Now she’s in the second year of an apprenticeship with Sascha Lewis, one of the founders of Flavorpill, a digital-media company in New York. In addition to working her way through Enstitute’s semiformal curriculum, Ms. Yancey­-Siegel has sampled offerings from Coursera and edX, watched several TED talks and iTunesU lectures, and learned computer coding by taking a few Codecademy classes. “I know that I have learned a lot in the last two and half years,” she says, “and it’s extremely frustrating to me that I couldn’t get credit for it.”

She hasn’t ruled out returning to college, if only to get her learning certified with a degree, which she realizes still carries tremendous weight in the job market. “I do worry that my dream job will require a degree,” she says.
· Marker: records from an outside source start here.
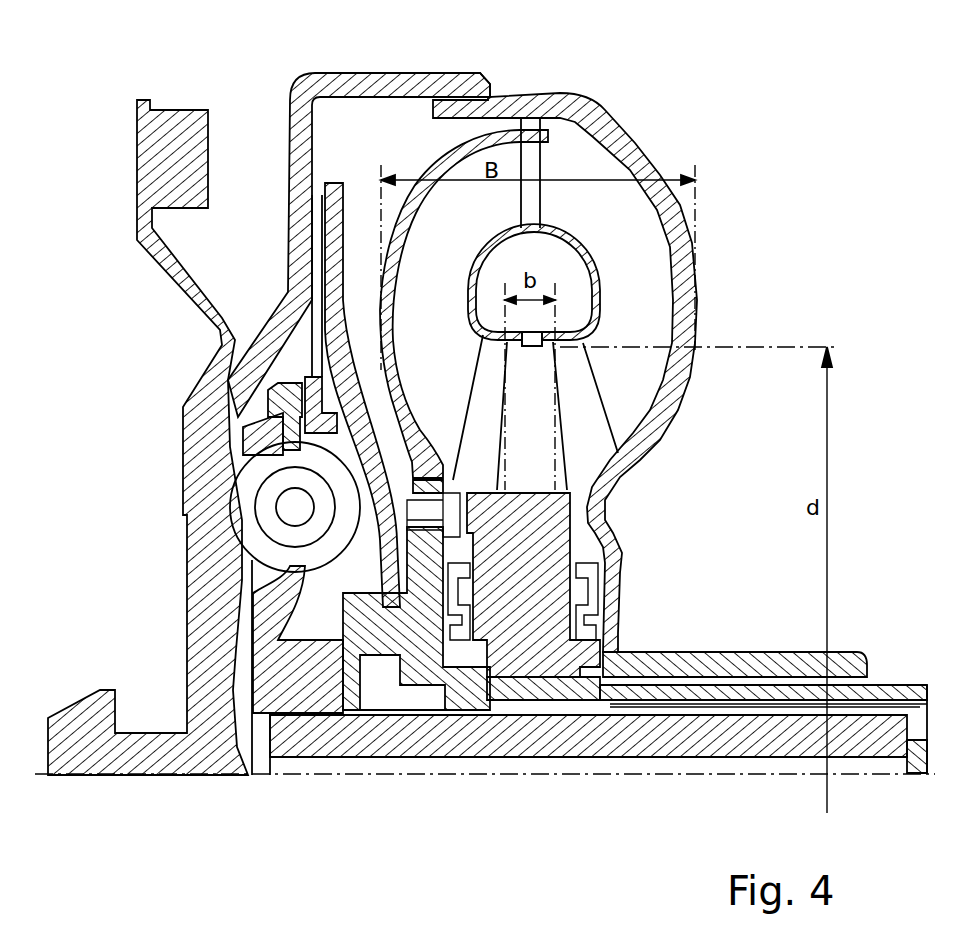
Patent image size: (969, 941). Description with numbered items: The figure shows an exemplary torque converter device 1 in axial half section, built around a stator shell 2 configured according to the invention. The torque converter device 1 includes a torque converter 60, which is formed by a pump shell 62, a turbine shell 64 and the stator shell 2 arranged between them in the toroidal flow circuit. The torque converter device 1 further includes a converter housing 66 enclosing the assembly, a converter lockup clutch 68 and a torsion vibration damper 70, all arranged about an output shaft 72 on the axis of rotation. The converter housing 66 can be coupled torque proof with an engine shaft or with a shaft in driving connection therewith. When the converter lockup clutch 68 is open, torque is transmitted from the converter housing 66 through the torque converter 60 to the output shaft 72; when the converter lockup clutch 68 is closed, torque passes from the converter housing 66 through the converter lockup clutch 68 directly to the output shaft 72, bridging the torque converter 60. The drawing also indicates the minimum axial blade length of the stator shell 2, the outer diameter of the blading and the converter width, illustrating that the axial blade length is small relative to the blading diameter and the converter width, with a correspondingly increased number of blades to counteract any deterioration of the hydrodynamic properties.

The torque converter device 1 is at (535, 78).
The stator shell 2 is at (567, 422).
The torque converter 60 is at (612, 140).
The pump shell 62 is at (649, 281).
The turbine shell 64 is at (452, 281).
The converter housing 66 is at (375, 80).
The converter lockup clutch 68 is at (275, 233).
The torsion vibration damper 70 is at (245, 552).
The output shaft 72 is at (628, 737).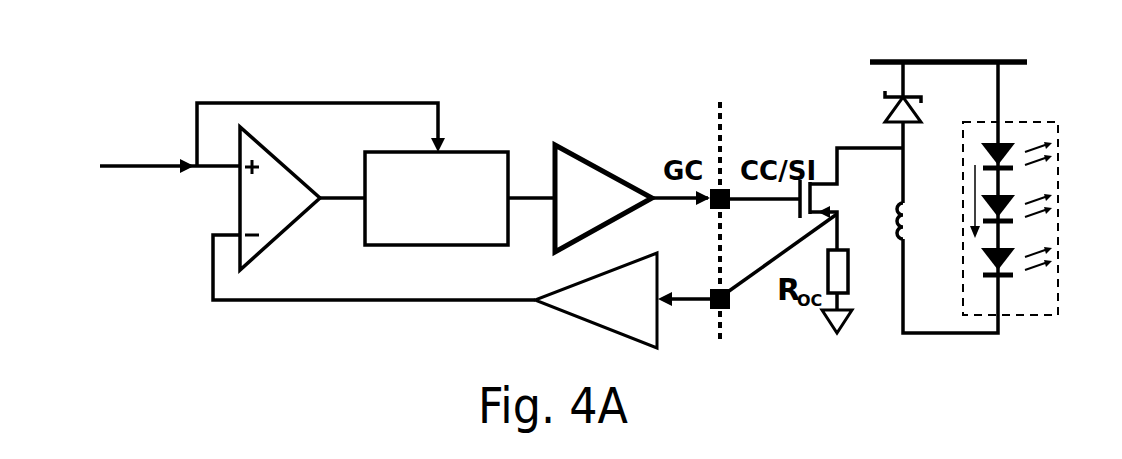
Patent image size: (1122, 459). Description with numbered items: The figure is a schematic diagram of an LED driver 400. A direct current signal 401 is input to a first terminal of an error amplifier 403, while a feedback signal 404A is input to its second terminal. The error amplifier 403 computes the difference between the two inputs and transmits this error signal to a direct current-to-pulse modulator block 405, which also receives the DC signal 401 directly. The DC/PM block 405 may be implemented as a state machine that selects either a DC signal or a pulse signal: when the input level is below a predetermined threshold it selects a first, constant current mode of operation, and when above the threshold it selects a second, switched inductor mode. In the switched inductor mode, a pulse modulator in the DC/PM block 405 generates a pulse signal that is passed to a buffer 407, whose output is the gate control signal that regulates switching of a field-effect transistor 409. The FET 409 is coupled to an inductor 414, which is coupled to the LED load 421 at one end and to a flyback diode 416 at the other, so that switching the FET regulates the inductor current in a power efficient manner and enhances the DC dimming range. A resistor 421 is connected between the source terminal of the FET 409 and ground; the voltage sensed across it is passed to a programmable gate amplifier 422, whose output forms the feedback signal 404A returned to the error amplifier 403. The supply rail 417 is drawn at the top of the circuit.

The LED driver 400 is at (112, 102).
The direct current (DC) signal 401 is at (128, 168).
The error amplifier 403 is at (272, 152).
The feedback signal 404A is at (298, 303).
The direct current-to-pulse modulator (DC/PM) block 405 is at (490, 150).
The buffer 407 is at (612, 158).
The field-effect-transistor (FET) 409 is at (798, 216).
The inductor 414 is at (910, 232).
The flyback diode 416 is at (912, 97).
The supply voltage rail 417 is at (998, 62).
The resistor (R_OC) 421 is at (1047, 122).
The programmable gate amplifier (PGA) 422 is at (540, 308).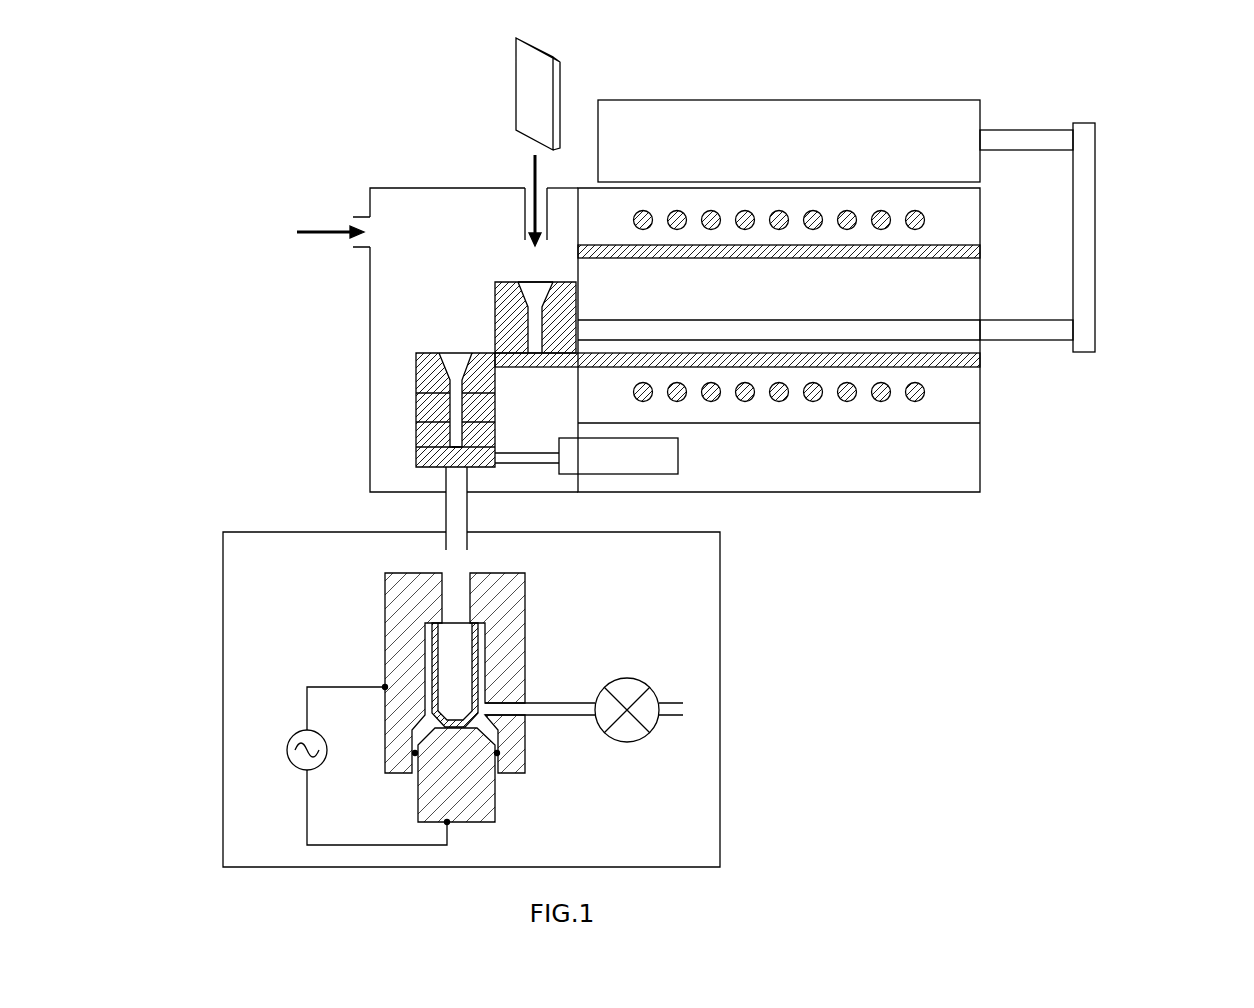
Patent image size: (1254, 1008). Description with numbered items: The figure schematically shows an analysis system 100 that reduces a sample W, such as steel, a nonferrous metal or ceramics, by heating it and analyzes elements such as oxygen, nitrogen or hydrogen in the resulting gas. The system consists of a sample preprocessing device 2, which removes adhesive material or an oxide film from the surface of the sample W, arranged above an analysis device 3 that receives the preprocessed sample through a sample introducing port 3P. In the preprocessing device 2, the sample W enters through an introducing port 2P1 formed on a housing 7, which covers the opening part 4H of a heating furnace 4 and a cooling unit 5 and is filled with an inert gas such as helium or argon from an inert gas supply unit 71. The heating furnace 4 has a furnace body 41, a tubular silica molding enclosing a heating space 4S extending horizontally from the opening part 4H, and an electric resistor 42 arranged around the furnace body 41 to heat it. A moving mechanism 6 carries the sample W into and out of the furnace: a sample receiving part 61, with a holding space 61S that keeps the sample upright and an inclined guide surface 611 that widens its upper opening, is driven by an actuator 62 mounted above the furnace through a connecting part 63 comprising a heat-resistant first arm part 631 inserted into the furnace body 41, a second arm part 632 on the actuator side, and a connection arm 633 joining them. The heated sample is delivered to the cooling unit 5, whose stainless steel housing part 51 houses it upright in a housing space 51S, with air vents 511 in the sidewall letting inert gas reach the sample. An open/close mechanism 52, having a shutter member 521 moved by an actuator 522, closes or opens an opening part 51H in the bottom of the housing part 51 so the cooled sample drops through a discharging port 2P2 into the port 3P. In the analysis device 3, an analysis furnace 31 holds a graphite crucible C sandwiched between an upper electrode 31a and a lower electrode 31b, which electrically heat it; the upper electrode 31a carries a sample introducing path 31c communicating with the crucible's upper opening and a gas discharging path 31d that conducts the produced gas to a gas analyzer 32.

The analysis system 100 is at (330, 107).
The sample W is at (514, 65).
The sample preprocessing device 2 is at (375, 330).
The housing 7 is at (410, 188).
The inert gas supply unit 71 is at (358, 213).
The introducing port 2P1 is at (523, 210).
The discharging port 2P2 is at (445, 482).
The heating furnace 4 is at (737, 248).
The furnace body 41 is at (618, 245).
The electric resistor 42 is at (745, 212).
The heating space 4S is at (780, 300).
The opening part 4H is at (597, 278).
The sample receiving part 61 is at (502, 295).
The inclined guide surface 611 is at (532, 296).
The holding space 61S is at (534, 322).
The moving mechanism 6 is at (916, 190).
The actuator 62 is at (838, 100).
The connecting part 63 is at (1107, 237).
The first arm part 631 is at (1002, 320).
The second arm part 632 is at (1030, 152).
The connection arm 633 is at (1097, 246).
The cooling unit 5 is at (512, 421).
The housing part 51 is at (389, 393).
The housing space 51S is at (452, 385).
The air vent 511 is at (425, 428).
The opening part 51H is at (437, 443).
The open/close mechanism 52 is at (614, 480).
The shutter member 521 is at (473, 470).
The actuator 522 is at (678, 456).
The analysis device 3 is at (444, 679).
The sample introducing port 3P is at (445, 540).
The analysis furnace 31 is at (480, 708).
The upper electrode 31a is at (385, 646).
The lower electrode 31b is at (416, 797).
The sample introducing path 31c is at (488, 598).
The gas discharging path 31d is at (507, 718).
The graphite crucible C is at (480, 655).
The gas analyzer 32 is at (626, 744).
Not all students, of course, are as self-motivated as Ms. Yancey-Siegel in mapping their own route to a degree. Students who don’t follow a linear path through college often need assistance at some point. For them, advisers play a crucial role. Mark D. Milliron, a former chancellor of Western Governors University Texas, likens them to the Sherpas who guide climbers up Mount Everest. In this case, the academic Sherpas would be either internal to an institution, helping guide students from enrollment to transfer or graduation, or external, describing various pathways to a credential.

“There are some traditional folks out there who want students to take three-fourths of their [credit] hours at their university,” says Mr. Milliron, who is now chief learning officer at Civitas Learning, a data-analytics company he helped start. “But others get this idea that students need flexibility and choices, and are not held back by some protectionist ideal that ties a student to an institution.”

The traditional four-year path through college that is the Hollywood norm will always have immense appeal to many young Americans and their parents. But whether the system can be configured to help other students from falling off the highway remains to be seen.

The millions of students already swirling through higher education are waiting.